Des jachères alliées des cultures
Mais attention, on ne peut pas semer tout et n'importe quoi sur sa parcelle pour faire plaisir aux abeilles : encore faut-il tenir compte des cultures principales qui y sont installées. « Les espèces utilisées dans les jachères apicoles doivent être compatibles avec les productions agricoles : elles ne doivent pas avoir de parasites communs avec les cultures ou entrer en compétition avec elles », prévient Philippe Gratadou. Certaines jachères apicoles, contenant de la phacélie ou de la moutarde blanche, sont au contraire propices aux cultures : grâce à leur action anti-nématode, qui interrompt le cycle de ce ravageur, ces deux espèces favorisent la culture au cours de la rotation. Sans compter qu'elles sont considérées comme d'excellents pièges à nitrates et qu'elles freinent le lessivage à l'automne. Même complémentarité avec la phacélie qui, en plus d'attirer les insectes, est un bon engrais vert et enrichi le sol après enfouissement.

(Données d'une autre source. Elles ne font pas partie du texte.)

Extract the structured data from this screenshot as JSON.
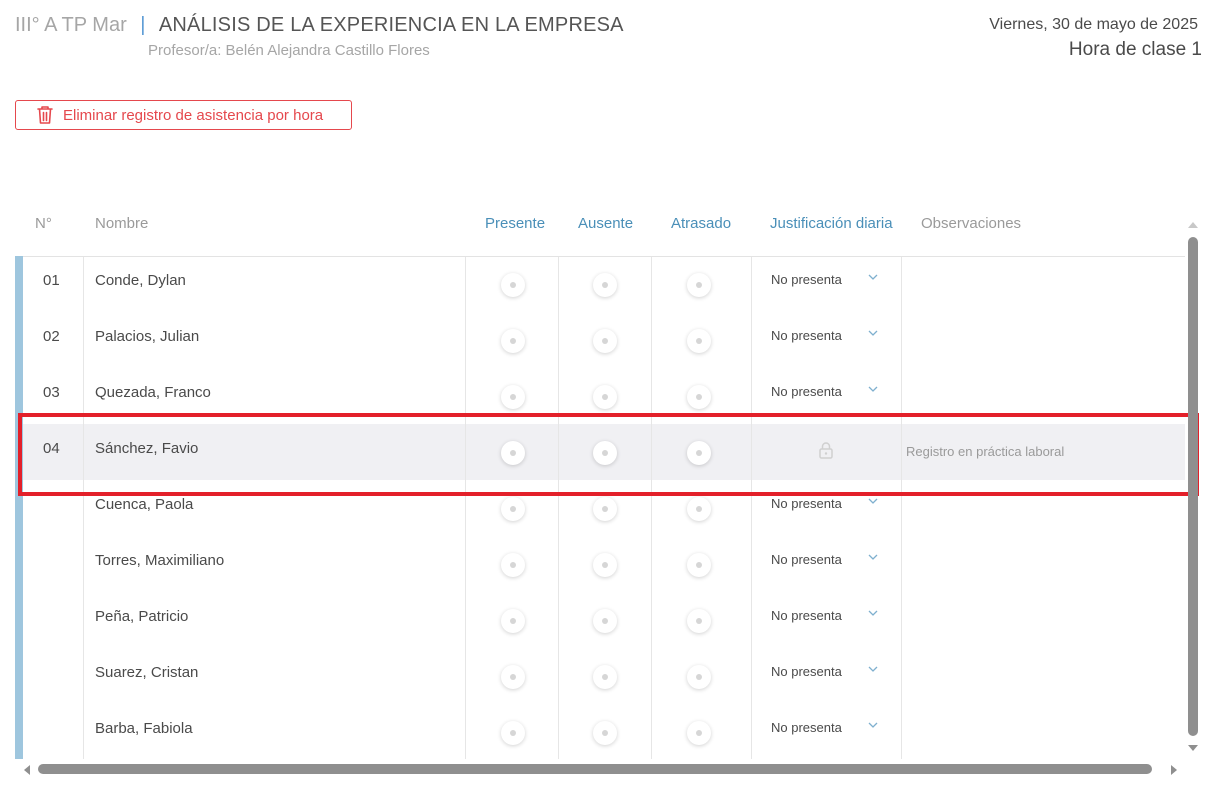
{
  "header": {
    "course": "III° A TP Mar",
    "separator": "|",
    "subject": "ANÁLISIS DE LA EXPERIENCIA EN LA EMPRESA",
    "teacher": "Profesor/a: Belén Alejandra Castillo Flores",
    "date": "Viernes, 30 de mayo de 2025",
    "hour": "Hora de clase 1"
  },
  "actions": {
    "delete_label": "Eliminar registro de asistencia por hora",
    "delete_icon": "trash-icon"
  },
  "columns": {
    "num": "N°",
    "name": "Nombre",
    "present": "Presente",
    "absent": "Ausente",
    "late": "Atrasado",
    "justification": "Justificación diaria",
    "observations": "Observaciones"
  },
  "rows": [
    {
      "num": "01",
      "name": "Conde, Dylan",
      "justification": "No presenta",
      "observation": "",
      "locked": false
    },
    {
      "num": "02",
      "name": "Palacios, Julian",
      "justification": "No presenta",
      "observation": "",
      "locked": false
    },
    {
      "num": "03",
      "name": "Quezada, Franco",
      "justification": "No presenta",
      "observation": "",
      "locked": false
    },
    {
      "num": "04",
      "name": "Sánchez, Favio",
      "justification": "",
      "observation": "Registro en práctica laboral",
      "locked": true
    },
    {
      "num": "",
      "name": "Cuenca, Paola",
      "justification": "No presenta",
      "observation": "",
      "locked": false
    },
    {
      "num": "",
      "name": "Torres, Maximiliano",
      "justification": "No presenta",
      "observation": "",
      "locked": false
    },
    {
      "num": "",
      "name": "Peña, Patricio",
      "justification": "No presenta",
      "observation": "",
      "locked": false
    },
    {
      "num": "",
      "name": "Suarez, Cristan",
      "justification": "No presenta",
      "observation": "",
      "locked": false
    },
    {
      "num": "",
      "name": "Barba, Fabiola",
      "justification": "No presenta",
      "observation": "",
      "locked": false
    }
  ],
  "colors": {
    "accent": "#4a8fb8",
    "danger": "#e5484d",
    "selection": "#e3202a",
    "row_marker": "#9ec6de"
  }
}
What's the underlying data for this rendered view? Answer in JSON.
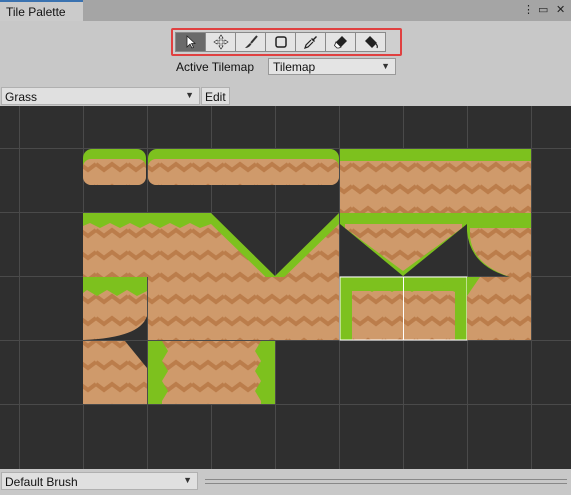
{
  "window": {
    "tab_title": "Tile Palette",
    "menu_icon": "kebab-menu-icon",
    "maximize_icon": "maximize-icon",
    "close_icon": "close-icon"
  },
  "toolbar": {
    "tools": [
      {
        "name": "select-tool",
        "icon": "select-arrow-icon",
        "active": true
      },
      {
        "name": "move-tool",
        "icon": "move-arrows-icon",
        "active": false
      },
      {
        "name": "paint-tool",
        "icon": "paintbrush-icon",
        "active": false
      },
      {
        "name": "box-fill-tool",
        "icon": "box-fill-icon",
        "active": false
      },
      {
        "name": "pick-tool",
        "icon": "eyedropper-icon",
        "active": false
      },
      {
        "name": "erase-tool",
        "icon": "eraser-icon",
        "active": false
      },
      {
        "name": "fill-tool",
        "icon": "bucket-fill-icon",
        "active": false
      }
    ],
    "highlight_color": "#e04040"
  },
  "active_tilemap": {
    "label": "Active Tilemap",
    "value": "Tilemap"
  },
  "palette": {
    "selected": "Grass",
    "edit_label": "Edit"
  },
  "colors": {
    "grass": "#7dc11e",
    "dirt": "#cf9a6b",
    "dirt_zigzag": "#bb7d4b",
    "grid_bg": "#2f2f2f"
  },
  "brush": {
    "selected": "Default Brush"
  }
}
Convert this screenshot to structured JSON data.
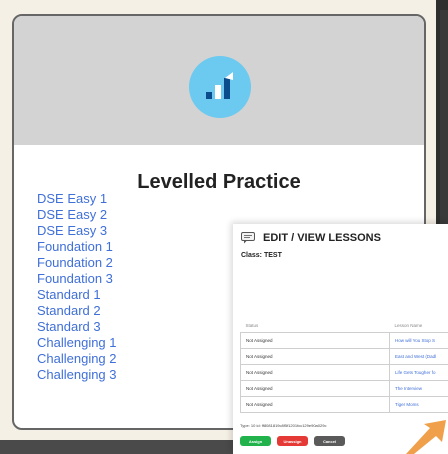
{
  "levelled_practice": {
    "title": "Levelled Practice",
    "levels": [
      "DSE Easy 1",
      "DSE Easy 2",
      "DSE Easy 3",
      "Foundation 1",
      "Foundation 2",
      "Foundation 3",
      "Standard 1",
      "Standard 2",
      "Standard 3",
      "Challenging 1",
      "Challenging 2",
      "Challenging 3"
    ],
    "colors": {
      "header_bg": "#d3d3d3",
      "logo_circle": "#6cc9ef",
      "link": "#3f6fd8"
    },
    "logo_icon": "bar-chart-icon"
  },
  "lessons_panel": {
    "title": "EDIT / VIEW LESSONS",
    "title_icon": "chat-icon",
    "class_label": "Class: TEST",
    "columns": {
      "status": "Status",
      "lesson_name": "Lesson Name"
    },
    "rows": [
      {
        "status": "Not Assigned",
        "lesson": "How will You Stop S"
      },
      {
        "status": "Not Assigned",
        "lesson": "East and West (Dadl"
      },
      {
        "status": "Not Assigned",
        "lesson": "Life Gets Tougher fo"
      },
      {
        "status": "Not Assigned",
        "lesson": "The Interview"
      },
      {
        "status": "Not Assigned",
        "lesson": "Tiger Moms"
      }
    ],
    "type_id": "Type: 10 id: ff8081819c8f5f1201fcc129e90a029c",
    "buttons": {
      "assign": "Assign",
      "unassign": "Unassign",
      "cancel": "Cancel"
    },
    "colors": {
      "assign": "#22b24c",
      "unassign": "#e53935",
      "cancel": "#5a5a5a"
    }
  }
}
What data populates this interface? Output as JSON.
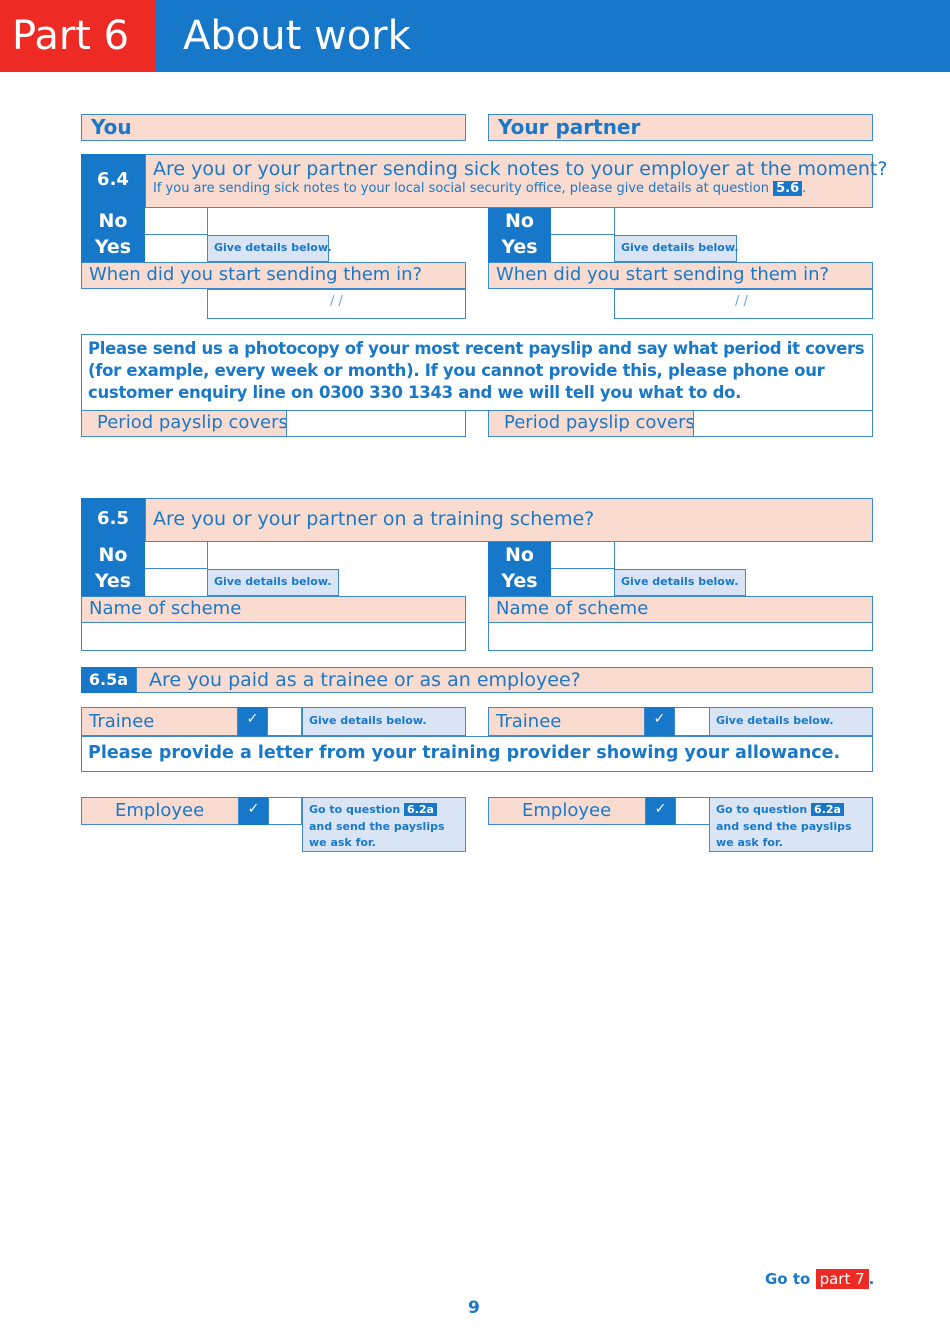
{
  "header": {
    "part_label": "Part 6",
    "title": "About work"
  },
  "columns": {
    "you": "You",
    "partner": "Your partner"
  },
  "q6_4": {
    "number": "6.4",
    "question": "Are you or your partner sending sick notes to your employer at the moment?",
    "note": "If you are sending sick notes to your local social security office, please give details at question",
    "note_ref": "5.6",
    "note_end": ".",
    "no_label": "No",
    "yes_label": "Yes",
    "give_details": "Give details below.",
    "start_label": "When did you start sending them in?",
    "date_sep": "/     /"
  },
  "payslip": {
    "instruction": "Please send us a photocopy of your most recent payslip and say what period it covers (for example, every week or month).  If you cannot provide this, please phone our customer enquiry line on 0300 330 1343 and we will tell you what to do.",
    "period_label": "Period payslip covers"
  },
  "q6_5": {
    "number": "6.5",
    "question": "Are you or your partner on a training scheme?",
    "no_label": "No",
    "yes_label": "Yes",
    "give_details": "Give details below.",
    "scheme_label": "Name of scheme"
  },
  "q6_5a": {
    "number": "6.5a",
    "question": "Are you paid as a trainee or as an employee?",
    "trainee_label": "Trainee",
    "employee_label": "Employee",
    "check": "✓",
    "give_details": "Give details below.",
    "letter_note": "Please provide a letter from your training provider showing your allowance.",
    "goto_q_prefix": "Go to question",
    "goto_q_ref": "6.2a",
    "goto_line2": "and send the payslips",
    "goto_line3": "we ask for."
  },
  "footer": {
    "goto_prefix": "Go to",
    "goto_ref": "part 7",
    "goto_end": ".",
    "page_number": "9"
  }
}
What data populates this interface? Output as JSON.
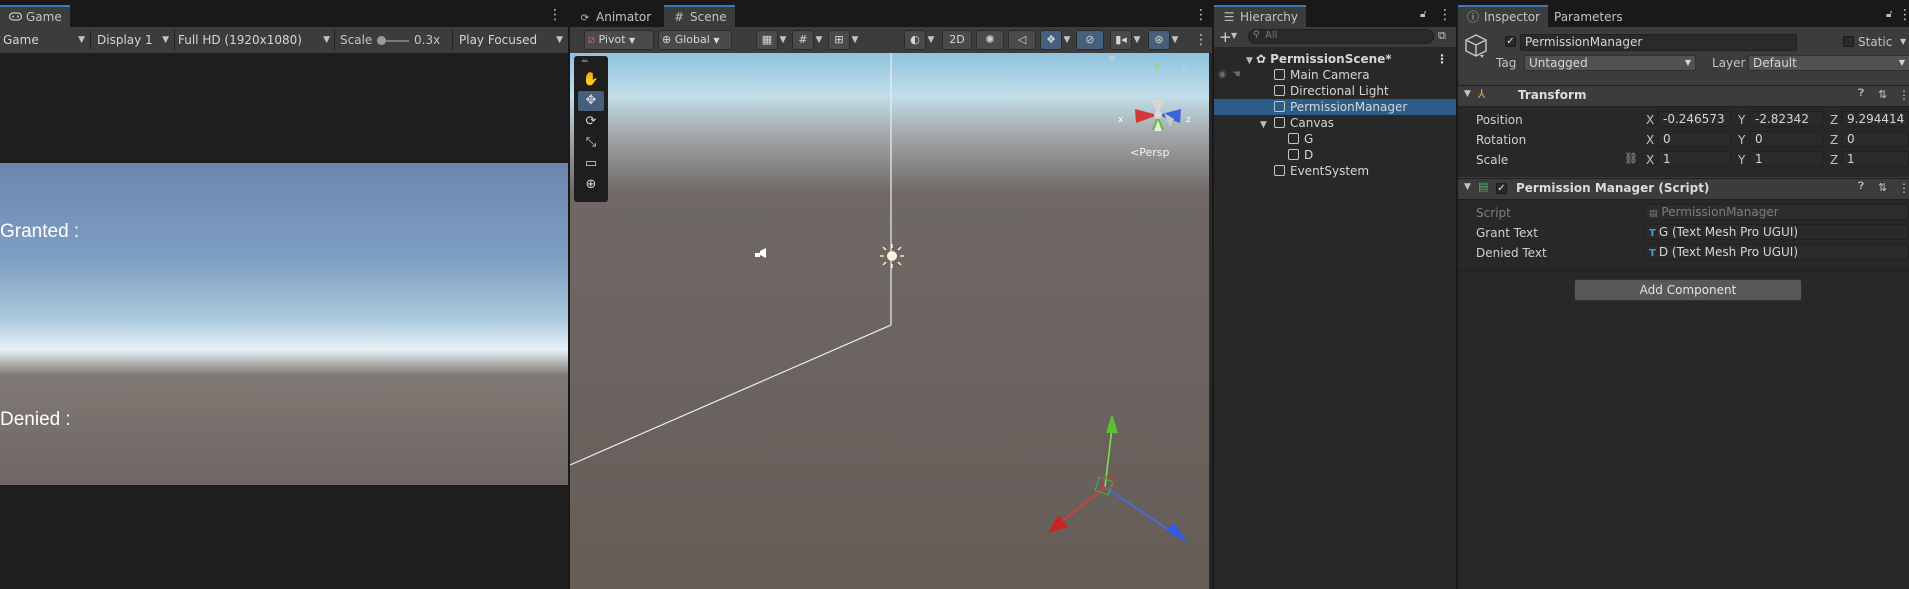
{
  "game_panel": {
    "tab_label": "Game",
    "toolbar": {
      "mode": "Game",
      "display": "Display 1",
      "resolution": "Full HD (1920x1080)",
      "scale_label": "Scale",
      "scale_value": "0.3x",
      "play_mode": "Play Focused"
    },
    "texts": {
      "granted": "Granted :",
      "denied": "Denied :"
    }
  },
  "scene_panel": {
    "tabs": [
      {
        "label": "Animator",
        "icon": "animator-icon"
      },
      {
        "label": "Scene",
        "icon": "grid-icon"
      }
    ],
    "toolbar": {
      "pivot": "Pivot",
      "global": "Global",
      "mode_2d": "2D"
    },
    "persp_label": "Persp",
    "gizmo_axes": {
      "x": "x",
      "y": "y",
      "z": "z"
    }
  },
  "hierarchy": {
    "tab_label": "Hierarchy",
    "search_placeholder": "All",
    "items": [
      {
        "label": "PermissionScene*"
      },
      {
        "label": "Main Camera"
      },
      {
        "label": "Directional Light"
      },
      {
        "label": "PermissionManager",
        "selected": true
      },
      {
        "label": "Canvas"
      },
      {
        "label": "G"
      },
      {
        "label": "D"
      },
      {
        "label": "EventSystem"
      }
    ]
  },
  "inspector": {
    "tabs": [
      {
        "label": "Inspector"
      },
      {
        "label": "Parameters"
      }
    ],
    "object_name": "PermissionManager",
    "static_label": "Static",
    "tag_label": "Tag",
    "tag_value": "Untagged",
    "layer_label": "Layer",
    "layer_value": "Default",
    "transform": {
      "title": "Transform",
      "position_label": "Position",
      "rotation_label": "Rotation",
      "scale_label": "Scale",
      "axis_labels": {
        "x": "X",
        "y": "Y",
        "z": "Z"
      },
      "position": {
        "x": "-0.246573",
        "y": "-2.82342",
        "z": "9.294414"
      },
      "rotation": {
        "x": "0",
        "y": "0",
        "z": "0"
      },
      "scale": {
        "x": "1",
        "y": "1",
        "z": "1"
      }
    },
    "script_component": {
      "title": "Permission Manager (Script)",
      "script_label": "Script",
      "script_value": "PermissionManager",
      "grant_label": "Grant Text",
      "grant_value": "G (Text Mesh Pro UGUI)",
      "denied_label": "Denied Text",
      "denied_value": "D (Text Mesh Pro UGUI)"
    },
    "add_component": "Add Component"
  },
  "colors": {
    "accent_blue": "#3a79bb",
    "selection": "#2c5d87",
    "panel_bg": "#282828",
    "toolbar_bg": "#3c3c3c"
  }
}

Encouragées par la règlementation
Cette initiative est par ailleurs clairement encouragée depuis peu : depuis le passage du taux de gel des terres obligatoire à 0% en 2008, les jachères apicoles s'inscrivent dans le cadre réglementaire des « Bonnes Conditions Agricoles et Environnementales » via le « maintien des particularités topographiques », instauré début 2010. Quelques règles simples définissent si une parcelle peut être considérée comme jachère apicole dans ce cadre. Les plantes et les mélanges autorisés doivent par exemple être choisis dans une liste éditée annuellement par arrêté préfectoral ; les dates d'implantation et de destruction de ce couvert végétal particulier doivent aussi être respectées, tout comme les modalités de son entretien. Aux côtes des jachères apicoles, d'autres mesures de protection complémentaires existent. Les bandes enherbées permettent elles aussi de semer des plantes favorables à l'abeille. L'implantation de haies, parmi lesquelles les espèces favorables aux pollinisateurs sont favorisées, est aussi recommandée. Enfin, la limitation de la fauche des prairies et des bords de route offre une autre source de plantes mellifères et de biodiversité florale.